Pareció una explicación perfectamente razonable. Estamos
naturalmente predispuestos a pensar en términos de marcapasos,
mientras hablamos sobre hongos, sistemas políticos o de nuestros
propios cuerpos. Nuestras acciones parecen estar dirigidas en su mayor
parte por células marcapasos en nuestros cerebros y durante
milenios hemos construido células marcapasos elaboradas en
nuestras organizaciones sociales, ya sea en forma de reyes, dictadores
o consejeros. Gran parte del mundo que nos rodea puede explicarse
en términos de sistemas de ordenes y jerarquías - ¿por
qué debería ser diferente para el moho del lodo?

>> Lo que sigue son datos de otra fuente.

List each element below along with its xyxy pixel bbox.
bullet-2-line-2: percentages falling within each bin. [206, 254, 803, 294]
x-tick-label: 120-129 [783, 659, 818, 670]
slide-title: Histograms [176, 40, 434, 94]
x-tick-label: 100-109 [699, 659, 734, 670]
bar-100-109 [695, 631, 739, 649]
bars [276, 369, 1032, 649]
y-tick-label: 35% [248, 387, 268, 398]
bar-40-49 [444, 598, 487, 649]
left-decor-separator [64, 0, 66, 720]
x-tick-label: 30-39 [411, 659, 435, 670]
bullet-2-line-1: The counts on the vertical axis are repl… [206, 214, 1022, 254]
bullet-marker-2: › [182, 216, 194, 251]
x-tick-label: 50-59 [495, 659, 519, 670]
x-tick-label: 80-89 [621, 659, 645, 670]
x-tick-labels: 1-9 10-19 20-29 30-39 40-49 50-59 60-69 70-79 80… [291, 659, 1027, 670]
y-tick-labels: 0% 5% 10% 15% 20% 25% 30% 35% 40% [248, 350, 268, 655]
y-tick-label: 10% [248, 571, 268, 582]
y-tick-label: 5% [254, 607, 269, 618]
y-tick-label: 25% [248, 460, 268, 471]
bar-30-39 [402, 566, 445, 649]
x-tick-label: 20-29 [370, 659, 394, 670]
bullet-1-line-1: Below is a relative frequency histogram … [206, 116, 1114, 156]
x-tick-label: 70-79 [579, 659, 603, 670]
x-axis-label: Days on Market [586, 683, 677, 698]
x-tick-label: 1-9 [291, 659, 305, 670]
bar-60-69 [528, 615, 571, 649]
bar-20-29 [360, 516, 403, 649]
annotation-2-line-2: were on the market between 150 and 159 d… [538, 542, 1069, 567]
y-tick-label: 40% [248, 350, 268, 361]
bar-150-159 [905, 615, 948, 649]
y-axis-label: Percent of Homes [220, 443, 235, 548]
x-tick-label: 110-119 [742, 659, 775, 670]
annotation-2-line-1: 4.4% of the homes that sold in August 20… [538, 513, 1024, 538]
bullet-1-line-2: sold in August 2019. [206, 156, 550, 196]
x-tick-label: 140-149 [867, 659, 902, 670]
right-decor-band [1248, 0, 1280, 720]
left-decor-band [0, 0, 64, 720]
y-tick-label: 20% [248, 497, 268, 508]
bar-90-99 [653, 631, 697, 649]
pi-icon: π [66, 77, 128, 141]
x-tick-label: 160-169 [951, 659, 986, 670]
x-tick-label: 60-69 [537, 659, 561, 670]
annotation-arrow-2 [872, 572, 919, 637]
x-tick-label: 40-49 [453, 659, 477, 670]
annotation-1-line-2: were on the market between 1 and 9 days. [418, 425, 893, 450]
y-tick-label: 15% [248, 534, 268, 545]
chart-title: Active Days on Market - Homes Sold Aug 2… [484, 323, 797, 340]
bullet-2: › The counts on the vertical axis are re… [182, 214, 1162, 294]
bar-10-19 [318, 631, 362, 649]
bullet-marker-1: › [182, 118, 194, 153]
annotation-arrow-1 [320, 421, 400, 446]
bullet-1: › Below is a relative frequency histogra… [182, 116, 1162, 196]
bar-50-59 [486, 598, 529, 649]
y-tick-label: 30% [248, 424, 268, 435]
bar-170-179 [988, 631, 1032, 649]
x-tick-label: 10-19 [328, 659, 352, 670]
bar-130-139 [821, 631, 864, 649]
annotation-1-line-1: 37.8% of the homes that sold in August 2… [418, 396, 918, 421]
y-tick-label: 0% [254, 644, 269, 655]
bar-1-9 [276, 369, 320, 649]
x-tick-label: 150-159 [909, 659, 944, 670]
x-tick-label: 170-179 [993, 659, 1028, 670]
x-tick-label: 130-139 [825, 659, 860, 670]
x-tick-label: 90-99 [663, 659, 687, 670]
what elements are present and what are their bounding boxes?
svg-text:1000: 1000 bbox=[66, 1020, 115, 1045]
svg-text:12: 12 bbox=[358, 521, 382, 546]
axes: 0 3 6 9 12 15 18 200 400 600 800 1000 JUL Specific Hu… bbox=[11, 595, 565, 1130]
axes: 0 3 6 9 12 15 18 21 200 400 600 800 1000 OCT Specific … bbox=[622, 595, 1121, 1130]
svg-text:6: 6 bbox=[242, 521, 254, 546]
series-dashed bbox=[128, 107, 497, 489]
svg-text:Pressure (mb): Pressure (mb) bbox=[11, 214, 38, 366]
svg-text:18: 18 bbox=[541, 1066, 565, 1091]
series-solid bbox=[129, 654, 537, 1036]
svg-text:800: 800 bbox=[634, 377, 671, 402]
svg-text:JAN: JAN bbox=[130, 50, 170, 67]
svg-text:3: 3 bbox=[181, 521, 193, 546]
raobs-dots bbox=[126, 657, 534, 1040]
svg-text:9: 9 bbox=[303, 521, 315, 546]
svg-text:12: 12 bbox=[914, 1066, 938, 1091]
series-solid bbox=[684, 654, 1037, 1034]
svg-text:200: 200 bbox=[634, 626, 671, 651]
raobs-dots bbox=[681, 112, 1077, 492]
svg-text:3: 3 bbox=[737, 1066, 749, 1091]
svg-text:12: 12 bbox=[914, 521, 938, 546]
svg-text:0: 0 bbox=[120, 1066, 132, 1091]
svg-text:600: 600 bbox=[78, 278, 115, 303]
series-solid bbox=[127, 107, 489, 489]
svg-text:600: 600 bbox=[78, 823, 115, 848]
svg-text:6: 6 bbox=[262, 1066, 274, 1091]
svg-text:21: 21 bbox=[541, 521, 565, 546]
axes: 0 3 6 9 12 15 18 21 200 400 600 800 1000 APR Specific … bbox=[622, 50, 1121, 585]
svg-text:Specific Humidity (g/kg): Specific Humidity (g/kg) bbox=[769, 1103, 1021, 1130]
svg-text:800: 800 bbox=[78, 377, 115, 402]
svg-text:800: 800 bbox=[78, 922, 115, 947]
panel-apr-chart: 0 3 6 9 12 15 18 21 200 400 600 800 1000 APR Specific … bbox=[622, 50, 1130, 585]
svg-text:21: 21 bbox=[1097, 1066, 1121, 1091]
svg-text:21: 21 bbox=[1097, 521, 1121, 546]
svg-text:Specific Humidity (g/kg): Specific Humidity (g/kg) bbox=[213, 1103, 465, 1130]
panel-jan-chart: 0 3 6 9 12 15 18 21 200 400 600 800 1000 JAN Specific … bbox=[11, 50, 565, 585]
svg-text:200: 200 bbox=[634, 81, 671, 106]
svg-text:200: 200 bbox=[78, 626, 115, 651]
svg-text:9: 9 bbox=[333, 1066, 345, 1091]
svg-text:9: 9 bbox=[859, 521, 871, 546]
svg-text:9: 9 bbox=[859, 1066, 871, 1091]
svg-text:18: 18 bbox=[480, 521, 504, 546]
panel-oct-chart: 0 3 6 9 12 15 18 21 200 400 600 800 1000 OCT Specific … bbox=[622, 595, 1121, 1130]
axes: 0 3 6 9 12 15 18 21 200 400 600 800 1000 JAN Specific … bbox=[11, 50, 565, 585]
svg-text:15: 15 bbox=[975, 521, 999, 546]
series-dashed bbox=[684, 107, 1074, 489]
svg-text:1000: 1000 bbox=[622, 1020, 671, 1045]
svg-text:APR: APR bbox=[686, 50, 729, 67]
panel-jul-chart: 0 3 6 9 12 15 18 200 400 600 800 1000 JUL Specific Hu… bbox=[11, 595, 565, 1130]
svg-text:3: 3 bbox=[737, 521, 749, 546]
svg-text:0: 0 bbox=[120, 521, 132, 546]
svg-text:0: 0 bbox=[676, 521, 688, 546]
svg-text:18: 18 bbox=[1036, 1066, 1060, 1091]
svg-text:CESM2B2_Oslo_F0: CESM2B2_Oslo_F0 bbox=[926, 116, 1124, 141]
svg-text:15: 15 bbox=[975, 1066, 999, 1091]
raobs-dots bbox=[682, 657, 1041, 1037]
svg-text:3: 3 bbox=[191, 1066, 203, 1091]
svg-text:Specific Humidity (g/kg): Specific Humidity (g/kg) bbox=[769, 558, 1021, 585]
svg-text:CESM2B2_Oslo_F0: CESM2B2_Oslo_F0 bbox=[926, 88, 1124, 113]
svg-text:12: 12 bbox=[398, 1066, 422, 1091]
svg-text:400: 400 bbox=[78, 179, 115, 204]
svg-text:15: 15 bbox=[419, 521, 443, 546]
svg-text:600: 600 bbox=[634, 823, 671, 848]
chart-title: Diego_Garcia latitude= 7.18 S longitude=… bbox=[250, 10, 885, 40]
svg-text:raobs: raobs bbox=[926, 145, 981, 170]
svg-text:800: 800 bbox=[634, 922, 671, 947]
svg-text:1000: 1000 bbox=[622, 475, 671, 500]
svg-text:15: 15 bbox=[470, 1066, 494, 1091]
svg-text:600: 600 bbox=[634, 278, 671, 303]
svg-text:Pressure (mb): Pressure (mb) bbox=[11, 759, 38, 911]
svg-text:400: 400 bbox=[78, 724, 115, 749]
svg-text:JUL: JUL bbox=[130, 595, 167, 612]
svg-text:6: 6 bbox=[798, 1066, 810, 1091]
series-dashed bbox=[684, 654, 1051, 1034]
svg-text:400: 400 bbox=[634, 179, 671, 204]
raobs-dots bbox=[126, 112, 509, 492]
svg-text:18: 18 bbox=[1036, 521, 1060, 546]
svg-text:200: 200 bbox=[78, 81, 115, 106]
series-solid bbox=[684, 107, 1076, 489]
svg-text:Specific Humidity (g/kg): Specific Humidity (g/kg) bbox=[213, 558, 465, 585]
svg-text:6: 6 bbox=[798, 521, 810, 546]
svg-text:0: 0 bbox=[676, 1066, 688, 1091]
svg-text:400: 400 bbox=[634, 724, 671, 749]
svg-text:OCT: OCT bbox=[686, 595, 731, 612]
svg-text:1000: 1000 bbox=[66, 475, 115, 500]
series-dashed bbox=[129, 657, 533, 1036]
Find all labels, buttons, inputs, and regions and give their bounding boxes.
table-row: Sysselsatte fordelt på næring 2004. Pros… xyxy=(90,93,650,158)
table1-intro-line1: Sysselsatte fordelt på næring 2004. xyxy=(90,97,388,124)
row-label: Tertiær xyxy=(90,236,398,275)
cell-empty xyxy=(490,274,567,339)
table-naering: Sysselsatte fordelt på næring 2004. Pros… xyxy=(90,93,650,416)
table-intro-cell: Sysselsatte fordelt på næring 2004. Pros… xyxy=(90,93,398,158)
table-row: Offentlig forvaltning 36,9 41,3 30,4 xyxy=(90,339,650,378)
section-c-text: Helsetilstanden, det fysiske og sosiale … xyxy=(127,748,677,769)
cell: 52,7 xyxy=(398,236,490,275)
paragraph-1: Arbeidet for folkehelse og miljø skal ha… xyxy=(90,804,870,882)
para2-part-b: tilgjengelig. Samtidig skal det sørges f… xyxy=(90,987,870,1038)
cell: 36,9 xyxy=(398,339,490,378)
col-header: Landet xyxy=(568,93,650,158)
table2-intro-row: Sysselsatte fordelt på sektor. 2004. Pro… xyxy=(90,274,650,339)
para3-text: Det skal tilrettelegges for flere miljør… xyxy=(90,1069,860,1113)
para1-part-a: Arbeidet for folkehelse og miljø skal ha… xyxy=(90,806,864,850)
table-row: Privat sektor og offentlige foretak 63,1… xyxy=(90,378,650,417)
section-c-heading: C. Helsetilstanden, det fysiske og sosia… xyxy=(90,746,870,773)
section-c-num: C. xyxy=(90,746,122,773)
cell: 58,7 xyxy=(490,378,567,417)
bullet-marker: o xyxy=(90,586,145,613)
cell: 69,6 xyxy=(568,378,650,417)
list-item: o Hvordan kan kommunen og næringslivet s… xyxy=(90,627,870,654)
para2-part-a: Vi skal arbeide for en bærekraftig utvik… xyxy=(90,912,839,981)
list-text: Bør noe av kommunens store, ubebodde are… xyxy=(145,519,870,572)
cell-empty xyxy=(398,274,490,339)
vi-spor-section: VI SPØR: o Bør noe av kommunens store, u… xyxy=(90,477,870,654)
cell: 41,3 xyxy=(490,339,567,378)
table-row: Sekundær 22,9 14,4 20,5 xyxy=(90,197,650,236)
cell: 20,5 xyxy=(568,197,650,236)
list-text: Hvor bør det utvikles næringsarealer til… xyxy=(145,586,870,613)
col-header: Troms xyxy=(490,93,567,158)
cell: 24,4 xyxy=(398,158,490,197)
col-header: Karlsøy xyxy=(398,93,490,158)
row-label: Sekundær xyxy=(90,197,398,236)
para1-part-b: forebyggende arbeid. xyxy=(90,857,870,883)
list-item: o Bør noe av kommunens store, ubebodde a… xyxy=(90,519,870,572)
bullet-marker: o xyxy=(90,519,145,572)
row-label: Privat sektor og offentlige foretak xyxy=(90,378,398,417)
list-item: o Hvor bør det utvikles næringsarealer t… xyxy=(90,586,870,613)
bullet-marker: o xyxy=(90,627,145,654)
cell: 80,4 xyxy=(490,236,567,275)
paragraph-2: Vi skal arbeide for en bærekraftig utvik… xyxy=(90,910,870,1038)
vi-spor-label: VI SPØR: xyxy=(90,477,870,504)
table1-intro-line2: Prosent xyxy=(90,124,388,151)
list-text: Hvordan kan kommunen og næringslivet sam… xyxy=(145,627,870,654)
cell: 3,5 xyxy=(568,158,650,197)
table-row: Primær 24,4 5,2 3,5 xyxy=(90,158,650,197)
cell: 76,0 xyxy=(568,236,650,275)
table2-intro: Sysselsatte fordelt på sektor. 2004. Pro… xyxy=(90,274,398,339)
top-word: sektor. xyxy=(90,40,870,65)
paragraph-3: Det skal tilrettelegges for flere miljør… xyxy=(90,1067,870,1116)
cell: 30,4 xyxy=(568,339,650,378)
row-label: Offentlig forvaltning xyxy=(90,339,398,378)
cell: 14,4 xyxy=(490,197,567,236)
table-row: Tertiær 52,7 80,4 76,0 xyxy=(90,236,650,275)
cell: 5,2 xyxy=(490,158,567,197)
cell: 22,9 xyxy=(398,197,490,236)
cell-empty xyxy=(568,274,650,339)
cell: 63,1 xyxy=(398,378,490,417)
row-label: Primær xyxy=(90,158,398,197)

Pero la teoría de Shafer tenía un pequeño problema:
nadie pudo encontrar los marcapasos. Mientras que todos los observadores
coincidieron en que efectivamente las ondas de AMP cíclico
fluyeron en toda la comunidad del moho antes de la agregación,
todas las células de la comunidad eran efectivamente intercambiables.
Ninguna de ellas poseía una característica diferenciable
que podría elevarla a la condición de marcapasos. La
teoría de Shafer había supuesto la existencia de una
monarquía celular que comandaba a las masas, pero como se observó,
todas las células del moho del lodo fueron creadas iguales.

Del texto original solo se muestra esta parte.